Le médiateur arrive à un moment critique
Le chef d'Etat togolais arrive à un moment critique. Sur le front diplomatique, les négociations patinent. La rébellion M23-AFC, bien connue pour ses volte-face, s'est illustrée par son retrait unilatéral des négociations, prévues le 18 mars dernier à Luanda. Elle évoquait des sanctions internationales dont elle fait l'objet comme justification à son absence. "Quelques semaines plus tard, une autre tentative de dialogue à Doha, au Qatar, a été perturbée. Cette fois, les rebelles ont posé des " mesures de confiance " comme conditions préalables à toute discussion sérieuse avec Kinshasa, à en croire des sources recoupées.
De son côté, le gouvernement congolais n'a pas tardé à fixer ses propres exigences : retrait immédiat et inconditionnel du M23-AFC des villes stratégiques de Goma et de Bukavu, et cessez-le-feu immédiat. Le climat de méfiance entre les deux camps rend toute tentative de médiation extrêmement complexe.
Rencontre surprise à Doha
Un moment fort de la diplomatie s'est produit à Doha le 18 mars dernier. Une rencontre surprise y a été organisée entre le président congolais Félix Tshisekedi et son homologue rwandais Paul Kagame, dans le sillage d'un rendez-vous manqué en décembre 2024 où Kagame avait brillé par son absence. Ce face-à-face, bien que discret, laissait entrevoir une lueur d'espoir pour une relance du dialogue bilatéral, mais sans perspectives concrètes annoncées depuis.
Le président togolais Faure Gnassingbé aura à jouer au funambile dans une médiation où chaque mot, chaque geste, chaque silence est interprété à l'aune d'années de méfiance et d'accusations réciproques.
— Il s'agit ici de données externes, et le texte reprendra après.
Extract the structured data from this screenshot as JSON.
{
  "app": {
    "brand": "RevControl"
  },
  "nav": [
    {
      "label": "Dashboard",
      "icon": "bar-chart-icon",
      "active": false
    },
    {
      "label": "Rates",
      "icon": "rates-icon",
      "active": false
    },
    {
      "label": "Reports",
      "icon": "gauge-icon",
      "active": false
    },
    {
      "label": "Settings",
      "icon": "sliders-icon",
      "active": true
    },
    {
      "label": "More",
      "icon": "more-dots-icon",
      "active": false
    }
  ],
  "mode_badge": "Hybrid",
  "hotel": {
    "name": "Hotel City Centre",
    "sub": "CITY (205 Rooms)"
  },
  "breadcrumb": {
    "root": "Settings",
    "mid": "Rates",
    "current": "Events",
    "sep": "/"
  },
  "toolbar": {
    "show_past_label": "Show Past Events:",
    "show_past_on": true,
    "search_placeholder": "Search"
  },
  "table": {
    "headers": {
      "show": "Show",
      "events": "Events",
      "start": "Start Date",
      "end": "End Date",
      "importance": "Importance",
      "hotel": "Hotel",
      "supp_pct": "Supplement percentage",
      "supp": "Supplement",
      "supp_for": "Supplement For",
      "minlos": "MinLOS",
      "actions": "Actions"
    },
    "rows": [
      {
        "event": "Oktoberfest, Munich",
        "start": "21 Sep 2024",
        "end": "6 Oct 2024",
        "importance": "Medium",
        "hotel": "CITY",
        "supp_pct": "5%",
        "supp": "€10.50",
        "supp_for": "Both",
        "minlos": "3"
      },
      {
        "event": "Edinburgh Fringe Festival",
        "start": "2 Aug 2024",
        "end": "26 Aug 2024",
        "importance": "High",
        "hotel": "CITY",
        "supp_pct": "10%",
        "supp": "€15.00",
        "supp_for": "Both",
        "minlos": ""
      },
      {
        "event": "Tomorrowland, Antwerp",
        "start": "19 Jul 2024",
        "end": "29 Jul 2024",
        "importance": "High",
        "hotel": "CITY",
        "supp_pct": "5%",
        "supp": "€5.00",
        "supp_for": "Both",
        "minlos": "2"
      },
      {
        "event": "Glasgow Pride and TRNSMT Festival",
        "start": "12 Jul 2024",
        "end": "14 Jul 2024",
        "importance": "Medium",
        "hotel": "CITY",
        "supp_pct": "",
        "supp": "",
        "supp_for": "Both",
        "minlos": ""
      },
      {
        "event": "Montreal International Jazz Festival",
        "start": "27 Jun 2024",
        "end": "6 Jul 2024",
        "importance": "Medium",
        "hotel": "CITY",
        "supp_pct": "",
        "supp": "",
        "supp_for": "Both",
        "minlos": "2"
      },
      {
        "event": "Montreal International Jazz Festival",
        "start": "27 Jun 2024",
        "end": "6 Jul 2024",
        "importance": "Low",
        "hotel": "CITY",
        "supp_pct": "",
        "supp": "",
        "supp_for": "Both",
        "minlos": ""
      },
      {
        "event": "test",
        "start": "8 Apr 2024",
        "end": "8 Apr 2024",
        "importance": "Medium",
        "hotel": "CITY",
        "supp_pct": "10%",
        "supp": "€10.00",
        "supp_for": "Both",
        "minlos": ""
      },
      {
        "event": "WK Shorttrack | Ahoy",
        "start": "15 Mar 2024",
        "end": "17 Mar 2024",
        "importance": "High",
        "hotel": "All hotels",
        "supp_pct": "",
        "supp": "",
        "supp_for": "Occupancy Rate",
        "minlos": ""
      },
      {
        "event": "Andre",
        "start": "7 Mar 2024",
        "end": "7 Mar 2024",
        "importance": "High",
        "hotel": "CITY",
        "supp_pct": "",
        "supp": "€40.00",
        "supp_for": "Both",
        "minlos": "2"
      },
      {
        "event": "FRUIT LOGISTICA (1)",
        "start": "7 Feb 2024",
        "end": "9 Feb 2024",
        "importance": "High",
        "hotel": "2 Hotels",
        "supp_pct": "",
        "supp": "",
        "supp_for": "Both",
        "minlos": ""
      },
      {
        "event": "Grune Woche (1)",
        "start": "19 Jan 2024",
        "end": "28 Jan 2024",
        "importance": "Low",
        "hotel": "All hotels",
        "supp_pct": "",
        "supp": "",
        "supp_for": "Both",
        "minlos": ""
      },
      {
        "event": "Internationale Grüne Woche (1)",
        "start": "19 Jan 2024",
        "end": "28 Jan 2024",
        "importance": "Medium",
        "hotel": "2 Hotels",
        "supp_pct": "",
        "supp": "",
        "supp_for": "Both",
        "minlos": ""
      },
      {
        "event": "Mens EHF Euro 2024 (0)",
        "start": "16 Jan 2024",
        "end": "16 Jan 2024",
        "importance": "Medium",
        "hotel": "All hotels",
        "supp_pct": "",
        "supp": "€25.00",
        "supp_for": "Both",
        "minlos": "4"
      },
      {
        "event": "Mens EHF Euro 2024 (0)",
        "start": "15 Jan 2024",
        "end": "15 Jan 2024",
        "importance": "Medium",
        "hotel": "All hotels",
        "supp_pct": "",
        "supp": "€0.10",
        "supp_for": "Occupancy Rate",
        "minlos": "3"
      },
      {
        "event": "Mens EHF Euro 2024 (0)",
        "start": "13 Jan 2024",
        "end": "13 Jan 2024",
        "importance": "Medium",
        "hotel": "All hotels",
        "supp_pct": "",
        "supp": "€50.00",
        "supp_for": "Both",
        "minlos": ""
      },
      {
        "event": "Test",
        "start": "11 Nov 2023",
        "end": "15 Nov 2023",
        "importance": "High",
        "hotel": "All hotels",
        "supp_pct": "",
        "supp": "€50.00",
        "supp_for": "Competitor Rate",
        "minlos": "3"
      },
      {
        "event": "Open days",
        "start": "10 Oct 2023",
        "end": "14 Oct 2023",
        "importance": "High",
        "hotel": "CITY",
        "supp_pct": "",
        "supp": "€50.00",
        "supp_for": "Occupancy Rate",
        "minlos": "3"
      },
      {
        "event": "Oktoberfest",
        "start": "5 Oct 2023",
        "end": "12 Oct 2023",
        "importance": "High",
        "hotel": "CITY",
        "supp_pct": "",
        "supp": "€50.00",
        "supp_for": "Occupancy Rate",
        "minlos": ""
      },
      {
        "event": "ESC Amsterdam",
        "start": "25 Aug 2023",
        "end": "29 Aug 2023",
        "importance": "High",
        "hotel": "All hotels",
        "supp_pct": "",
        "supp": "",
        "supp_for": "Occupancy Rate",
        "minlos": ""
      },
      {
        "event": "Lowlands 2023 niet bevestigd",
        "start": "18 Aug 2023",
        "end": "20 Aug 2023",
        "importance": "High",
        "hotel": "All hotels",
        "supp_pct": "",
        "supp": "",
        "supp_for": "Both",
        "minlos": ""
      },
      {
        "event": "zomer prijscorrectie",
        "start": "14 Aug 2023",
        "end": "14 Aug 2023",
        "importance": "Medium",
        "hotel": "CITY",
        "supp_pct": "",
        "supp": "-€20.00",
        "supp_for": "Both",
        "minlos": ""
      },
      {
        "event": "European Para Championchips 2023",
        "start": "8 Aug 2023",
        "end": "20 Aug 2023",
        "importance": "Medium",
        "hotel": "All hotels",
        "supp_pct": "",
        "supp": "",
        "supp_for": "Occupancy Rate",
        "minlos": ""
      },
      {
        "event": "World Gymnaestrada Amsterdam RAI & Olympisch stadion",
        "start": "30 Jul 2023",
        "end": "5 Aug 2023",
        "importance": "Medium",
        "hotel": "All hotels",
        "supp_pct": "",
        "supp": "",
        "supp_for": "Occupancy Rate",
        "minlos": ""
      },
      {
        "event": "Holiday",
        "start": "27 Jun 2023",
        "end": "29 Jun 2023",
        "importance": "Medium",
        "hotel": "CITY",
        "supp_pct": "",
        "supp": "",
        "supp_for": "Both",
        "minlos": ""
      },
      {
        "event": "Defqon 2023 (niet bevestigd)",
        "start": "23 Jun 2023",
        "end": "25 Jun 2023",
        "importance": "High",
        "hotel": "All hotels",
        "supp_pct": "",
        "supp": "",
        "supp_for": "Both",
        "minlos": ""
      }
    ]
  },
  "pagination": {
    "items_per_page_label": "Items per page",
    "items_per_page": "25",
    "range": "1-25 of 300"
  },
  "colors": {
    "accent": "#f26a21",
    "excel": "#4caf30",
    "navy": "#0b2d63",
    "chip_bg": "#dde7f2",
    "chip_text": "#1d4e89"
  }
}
Il lui faudra convaincre les acteurs de revenir à la table des négociations, de déposer les armes et de se conformer aux mécanismes africains de règlement pacifique des différends.
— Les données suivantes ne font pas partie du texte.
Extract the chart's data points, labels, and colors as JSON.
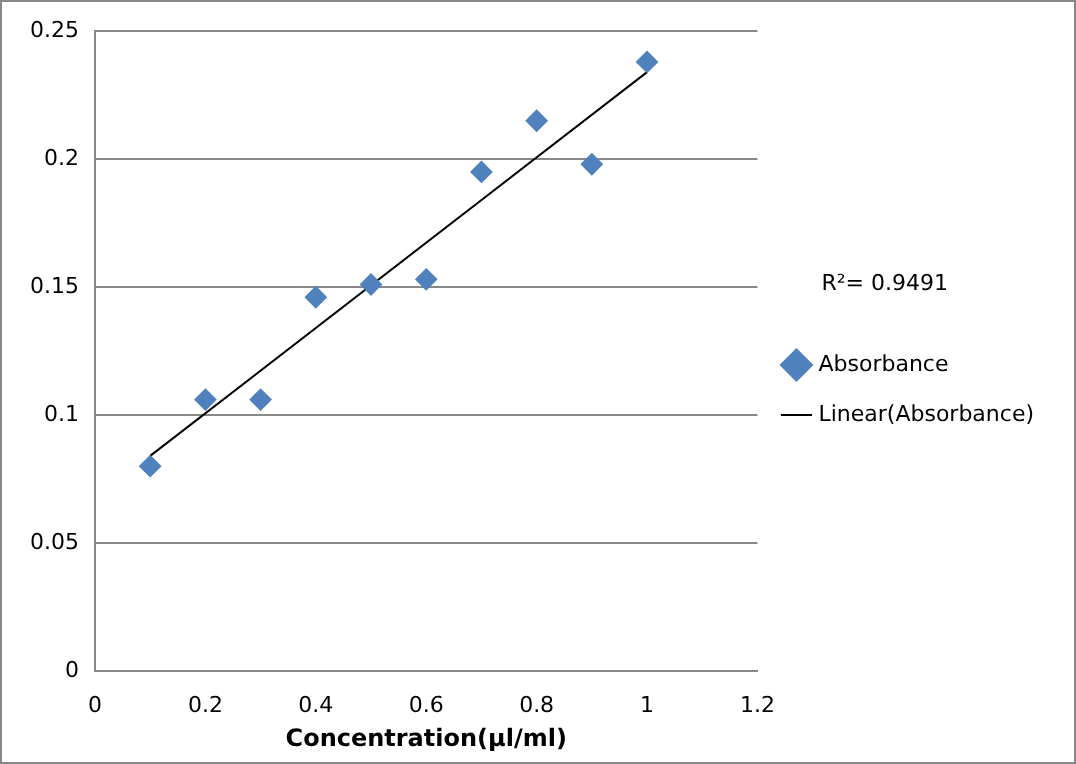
{
  "chart_data": {
    "type": "scatter",
    "xlabel": "Concentration(μl/ml)",
    "annotations": [
      "R²= 0.9491"
    ],
    "xlim": [
      0,
      1.2
    ],
    "xticks": [
      0,
      0.2,
      0.4,
      0.6,
      0.8,
      1,
      1.2
    ],
    "ylim": [
      0,
      0.25
    ],
    "yticks": [
      0,
      0.05,
      0.1,
      0.15,
      0.2,
      0.25
    ],
    "grid": "y",
    "legend": "right",
    "marker": "diamond",
    "series": [
      {
        "name": "Absorbance",
        "color": "#4f81bd",
        "x": [
          0.1,
          0.2,
          0.3,
          0.4,
          0.5,
          0.6,
          0.7,
          0.8,
          0.9,
          1.0
        ],
        "values": [
          0.08,
          0.106,
          0.106,
          0.146,
          0.151,
          0.153,
          0.195,
          0.215,
          0.198,
          0.238
        ]
      },
      {
        "name": "Linear(Absorbance)",
        "type": "line",
        "color": "#000000",
        "marker": "none",
        "x": [
          0.1,
          1.0
        ],
        "values": [
          0.084,
          0.234
        ]
      }
    ]
  }
}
Des affrontements ce dimanche
Pendant que les diplomates s'activent à trouver une issue pacifique, la situation sécuritaire dans l'Est de la RDC reste explosive. Hier dimanche encore, des affrontements ont éclaté dans la province du Sud-Kivu.
Les résistants Wazalendo ont temporairement occupé Kavumu-centre, avant de se replier dans l'après-midi, sous la pression des rebelles venus notamment de Bukavu. Des combats ont également été signalés le long des axes Bukavu-Kamanyola, à Burhale, à Mulamba ainsi que dans le territoire de Walungu.
Des combats dans plusieurs axes
D'autres combats ont été signalés sur plusieurs axes, notamment entre Bukavu et Kamanyola, ainsi que dans les villages de Burhale et Mulamba, en territoire de Walungu.
La veille, les mêmes résistants avaient pris le contrôle de localités clés comme Kabamba et Lwiro, et étendu leur influence dans la région de Fizi, notamment dans les villages de Rugezi, Nakagara, Bigaragara et Turonge, autour de Minembwe.
L'heure est donc à la recherche de " solutions africaines " à des " problèmes africains ", comme le prône l'Union africaine. Mais sans volonté réelle des protagonistes à s'engager dans un dialogue sincère, la médiation togolaise pourrait bien se heurter à une série de rendez-vous manqués.